Okay but how do we do that? 

  • Practice slowly in both movement and breath on a daily basis

  • Spend time in nature

  • Eat foods that are fresh and single ingredient without cayenne pepper (pungent like ginger root is good but chili might not be)

  • Invest in relationships with people that you really love and that truly love you

  • Rest

  • Work and worry less

  • Use oils on your skin and in your food 

These practices make you stronger by slowing down the storms of chaos. Oils on your skin build your derma layer – they thicken your skin! All of this builds ojas – your immune system, your resilience. All of this builds sattwa – your calm, your trust.

In the end, you are practicing the maintenance of trust. 

Trust the philosophies.

Trust that our souls know what they are doing when they put us in a jam.

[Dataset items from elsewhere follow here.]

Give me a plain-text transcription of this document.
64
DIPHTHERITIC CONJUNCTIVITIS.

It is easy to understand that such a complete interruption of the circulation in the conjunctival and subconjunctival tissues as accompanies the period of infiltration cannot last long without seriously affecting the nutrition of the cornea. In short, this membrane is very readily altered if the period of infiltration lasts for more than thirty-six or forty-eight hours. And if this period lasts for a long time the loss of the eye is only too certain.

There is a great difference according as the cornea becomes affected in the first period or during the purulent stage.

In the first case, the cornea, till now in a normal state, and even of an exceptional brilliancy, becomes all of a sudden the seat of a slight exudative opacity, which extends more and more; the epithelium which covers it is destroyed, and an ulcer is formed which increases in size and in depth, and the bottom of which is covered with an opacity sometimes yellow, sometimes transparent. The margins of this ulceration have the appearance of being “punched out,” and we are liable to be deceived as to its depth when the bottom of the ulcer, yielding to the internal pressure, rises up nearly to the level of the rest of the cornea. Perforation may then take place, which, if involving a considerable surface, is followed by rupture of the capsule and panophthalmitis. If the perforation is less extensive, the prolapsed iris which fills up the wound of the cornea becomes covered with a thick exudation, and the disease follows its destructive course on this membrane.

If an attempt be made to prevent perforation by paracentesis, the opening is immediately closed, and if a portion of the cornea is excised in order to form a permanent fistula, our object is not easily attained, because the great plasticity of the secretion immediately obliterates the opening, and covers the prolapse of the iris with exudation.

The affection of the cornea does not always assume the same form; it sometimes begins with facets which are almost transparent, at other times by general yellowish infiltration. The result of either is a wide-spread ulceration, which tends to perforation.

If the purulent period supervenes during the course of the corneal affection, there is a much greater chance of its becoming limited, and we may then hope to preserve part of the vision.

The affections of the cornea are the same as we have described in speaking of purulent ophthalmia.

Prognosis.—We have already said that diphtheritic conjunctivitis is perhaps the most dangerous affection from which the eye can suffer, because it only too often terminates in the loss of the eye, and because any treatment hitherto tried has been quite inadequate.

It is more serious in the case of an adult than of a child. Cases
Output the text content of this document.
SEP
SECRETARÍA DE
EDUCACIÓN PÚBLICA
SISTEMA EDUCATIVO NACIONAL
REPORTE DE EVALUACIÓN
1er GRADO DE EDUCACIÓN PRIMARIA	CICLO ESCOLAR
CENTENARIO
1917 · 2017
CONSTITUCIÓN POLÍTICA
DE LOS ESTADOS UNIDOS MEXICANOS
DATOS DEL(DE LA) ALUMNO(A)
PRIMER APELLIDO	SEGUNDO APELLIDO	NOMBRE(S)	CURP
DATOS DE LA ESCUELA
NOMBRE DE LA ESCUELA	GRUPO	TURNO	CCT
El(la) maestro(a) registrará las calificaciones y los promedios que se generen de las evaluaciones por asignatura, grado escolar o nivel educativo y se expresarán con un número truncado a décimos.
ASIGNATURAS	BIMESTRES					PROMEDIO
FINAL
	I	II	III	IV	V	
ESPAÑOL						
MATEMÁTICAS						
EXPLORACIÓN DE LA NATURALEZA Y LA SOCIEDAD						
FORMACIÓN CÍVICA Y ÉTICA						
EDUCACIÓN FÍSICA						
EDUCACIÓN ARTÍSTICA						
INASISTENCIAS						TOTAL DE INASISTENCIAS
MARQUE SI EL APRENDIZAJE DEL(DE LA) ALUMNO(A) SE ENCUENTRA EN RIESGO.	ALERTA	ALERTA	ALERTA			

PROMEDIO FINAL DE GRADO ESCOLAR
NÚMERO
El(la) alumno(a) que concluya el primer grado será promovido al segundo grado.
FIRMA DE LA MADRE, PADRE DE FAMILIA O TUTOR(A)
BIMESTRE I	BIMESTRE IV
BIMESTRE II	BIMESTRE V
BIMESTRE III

Trust that everyone has trained for the moment that they are in.

All you need to do is reflect that trust in them back to them. Let them see that you believe they can do this.

I remember walking into my friend’s room while she was nearing the end of her life. I was there to do some energy work with her to ease some pain, physically and mentally and to prepare her for dying.  “Do you know why I am here?” I asked. She nodded. “Let’s help you move forward.”

I felt so privileged by her trust in me and in our connection. The sacred of this moment was pure sattwa. Our love for each other was palpable and so we could do this work together. 

Sattwa, bliss, joy do not negate intense grief nor anger. They are our ability to be fully here in the experience of being alive while not losing ourself to the illusion that this is all there is or that any of it is permanent. 

The teeter totter will teeter and tot. We will love and we will lose. And if we are willing to be so brave as to be right here, right now, and in connection, this will all be so much more.

Let’s celebrate our emotionally expensive work. Let’s rejoice over our choices to love deeply and to invite more people into our circle of influence and connection.

After all, isn’t this why we were born?

Allie Chisholm-Smith

Chronicling the yogic journey of Self-knowledge and belonging.